Endoscopic Retrograde Cholangio Pancreatography (ERCP)
ERCP allows physicians to examine gastrointestinal bile duct systems of the liver, gallbladder and pancreas. Useful in diagnosing and treating problems causing jaundice or abdominal pain, many pancreas and bile duct system problems can be identified and corrected during ERCP. Tumour diagnosis and biopsy, stone removal, and using endoscopic balloons or stent placement can open strictures or scarring. Performed in a procedure fitted with radiographic equipment, ERCP employs a lighted flexible tube with a tiny camera that transmits pictures to a video screen.
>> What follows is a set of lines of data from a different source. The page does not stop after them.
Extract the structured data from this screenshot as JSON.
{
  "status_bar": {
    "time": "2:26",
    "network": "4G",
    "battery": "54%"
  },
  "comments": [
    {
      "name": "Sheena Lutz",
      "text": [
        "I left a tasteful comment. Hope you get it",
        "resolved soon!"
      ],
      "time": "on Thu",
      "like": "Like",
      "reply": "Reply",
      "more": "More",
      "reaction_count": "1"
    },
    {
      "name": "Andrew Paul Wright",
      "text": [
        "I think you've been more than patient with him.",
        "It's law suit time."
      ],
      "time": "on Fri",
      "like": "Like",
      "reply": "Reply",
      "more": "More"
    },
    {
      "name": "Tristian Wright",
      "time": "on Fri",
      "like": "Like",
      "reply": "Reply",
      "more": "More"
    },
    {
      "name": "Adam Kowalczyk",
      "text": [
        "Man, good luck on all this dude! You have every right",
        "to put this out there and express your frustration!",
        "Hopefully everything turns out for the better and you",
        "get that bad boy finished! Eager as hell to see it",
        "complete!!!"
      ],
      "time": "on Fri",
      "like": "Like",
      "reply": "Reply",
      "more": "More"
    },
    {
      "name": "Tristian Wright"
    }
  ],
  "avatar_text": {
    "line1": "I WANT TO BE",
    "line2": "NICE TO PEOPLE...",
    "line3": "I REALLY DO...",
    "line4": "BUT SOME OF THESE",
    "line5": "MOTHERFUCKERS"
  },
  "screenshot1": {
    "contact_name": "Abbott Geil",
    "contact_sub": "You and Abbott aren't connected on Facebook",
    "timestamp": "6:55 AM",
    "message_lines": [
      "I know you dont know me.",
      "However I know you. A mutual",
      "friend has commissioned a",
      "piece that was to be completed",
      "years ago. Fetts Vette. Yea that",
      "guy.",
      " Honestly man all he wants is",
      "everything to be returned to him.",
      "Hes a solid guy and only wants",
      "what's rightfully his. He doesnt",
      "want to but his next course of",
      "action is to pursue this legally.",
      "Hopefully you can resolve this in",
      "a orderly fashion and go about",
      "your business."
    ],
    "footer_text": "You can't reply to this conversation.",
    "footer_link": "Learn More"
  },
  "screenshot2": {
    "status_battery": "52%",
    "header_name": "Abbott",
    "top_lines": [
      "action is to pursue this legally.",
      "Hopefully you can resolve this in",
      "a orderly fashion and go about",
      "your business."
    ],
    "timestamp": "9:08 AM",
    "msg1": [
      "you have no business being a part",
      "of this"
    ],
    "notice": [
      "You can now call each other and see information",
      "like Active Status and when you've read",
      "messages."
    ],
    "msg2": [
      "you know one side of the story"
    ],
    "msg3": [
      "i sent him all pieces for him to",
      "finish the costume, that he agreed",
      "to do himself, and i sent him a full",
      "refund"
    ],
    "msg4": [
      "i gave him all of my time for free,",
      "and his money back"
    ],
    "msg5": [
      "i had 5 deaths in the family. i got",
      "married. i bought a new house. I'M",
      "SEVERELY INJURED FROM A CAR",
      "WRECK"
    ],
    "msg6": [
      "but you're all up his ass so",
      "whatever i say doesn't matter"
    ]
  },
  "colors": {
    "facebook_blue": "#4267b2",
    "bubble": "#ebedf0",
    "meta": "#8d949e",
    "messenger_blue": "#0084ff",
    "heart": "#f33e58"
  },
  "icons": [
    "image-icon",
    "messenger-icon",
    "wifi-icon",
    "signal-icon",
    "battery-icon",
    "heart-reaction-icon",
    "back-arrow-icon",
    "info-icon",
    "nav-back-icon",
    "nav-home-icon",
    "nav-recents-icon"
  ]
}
X-rays are also used with the endoscope to obtain a complete picture of the bile duct system. During an ERCP procedure patients receive a mild sedative and pain medication for comfort. A Registered Nurse assists the doctor during the procedure and a Sedationist/Anaesthetist monitors vital signs.
Percutaneous Endoscopy Gastrostomy Placement (PEG)
Placement of a gastrostomy tube is required for patients who are unable to consume sufficient kilojoules. These patients are unable to eat or swallow enough nutrition for their daily activities. The gastrostomy tube is placed through the abdomen into the stomach and can be used for nutrition, fluids or medications. Gastrostomy can be used for a short time or long-term for patients with diagnoses such as facial trauma, dysphagia and tumours of the head and neck. Physicians will use a lighted flexible tube through the mouth and into the stomach to place the tube. During gastrostomy tube placement procedure patients require a mild sedative and pain medication for comfort. A Registered Nurse assists the doctor during the procedure and a Sedationist/Anaesthetist monitors vital signs. After the endoscopy procedure patients and/or carers must learn how to use and care for the tube.